Member of the Ceylon Parliament for Kiriella
- In office 1947–1952
- Preceded by: seat created
- Succeeded by: A. E. B. Kiriella

Personal details
- Born: Daisy Maria Florence Mendis 19 June 1903
- Died: 3 December 1988 (aged 85)
- Party: Lanka Sama Samaja Party
- Spouse: Reginald S. Vincent Senanayke
- Relations: K. E. Mendis (father)
- Children: Nimal, Laki, Daya, Evan, Rani, Lalitha
- Alma mater: Princess of Wales' College, Colombo
- Occupation: politician

= Florence Senanayake =

Sri Lankan politician (1903–1988)

Daisy Maria Florence Senanayake (née de Mel) (19 June 1903 – 3 December 1988) was the first female Member of Parliament in Sri Lanka (formerly Ceylon).

Daisy Maria Florence De Mel was born on 19 June 1903 into a family of eight children in Rawatawatta, Moratuwa. Her father, De Mel was a planter. She was educated at the Princess of Wales' College, Colombo.

In 1925 she married Reginald S. Vincent Senanayke (1898–1946), a planter and founding member of the Lanka Sama Samaja Party and its treasurer between 1935 and 1939.

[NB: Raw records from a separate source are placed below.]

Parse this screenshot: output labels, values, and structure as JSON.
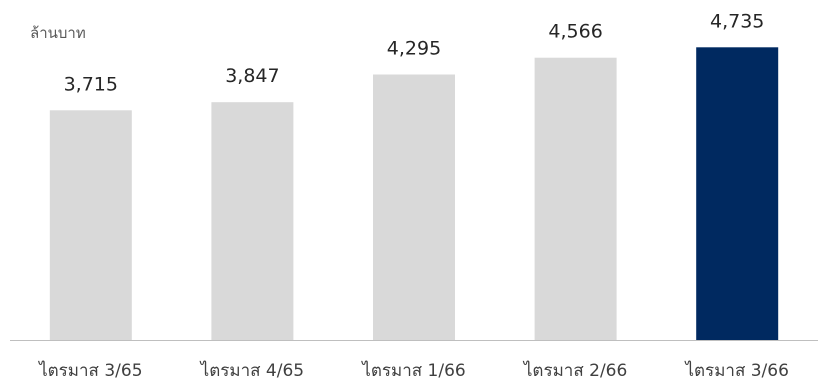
{
  "chart_data": {
    "type": "bar",
    "unit_label": "ล้านบาท",
    "categories": [
      "ไตรมาส 3/65",
      "ไตรมาส 4/65",
      "ไตรมาส 1/66",
      "ไตรมาส 2/66",
      "ไตรมาส 3/66"
    ],
    "values": [
      3715,
      3847,
      4295,
      4566,
      4735
    ],
    "data_labels": [
      "3,715",
      "3,847",
      "4,295",
      "4,566",
      "4,735"
    ],
    "ylim": [
      0,
      5500
    ],
    "grid": false,
    "legend": "none",
    "highlight_index": 4,
    "colors": {
      "bar": "#d9d9d9",
      "highlight": "#002960",
      "axis": "#bfbfbf",
      "label_text": "#262626",
      "category_text": "#404040",
      "unit_text": "#595959"
    }
  }
}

Senanayake was elected in 1947 at the 1st Ceylonese parliamentary elections, as the member for Kiriella, representing the Lanka Sama Samaja Party. She polled 5,535 votes (35.5% of the total vote) winning against a field of five other male candidates, with her nearest opponent, T. K. W. Chandrasekera, receiving 3,294 votes (21.1% of the total vote). Senanayake failed to retain the seat at the 2nd parliamentary elections in 1952, where she received 3,192 votes (15% of the total votes), with the successful candidate, A. E. B. Kiriella, polling 9,978 votes (48% of the total vote).

She and her husband had six children, including the Laki Senanayake who became an artist.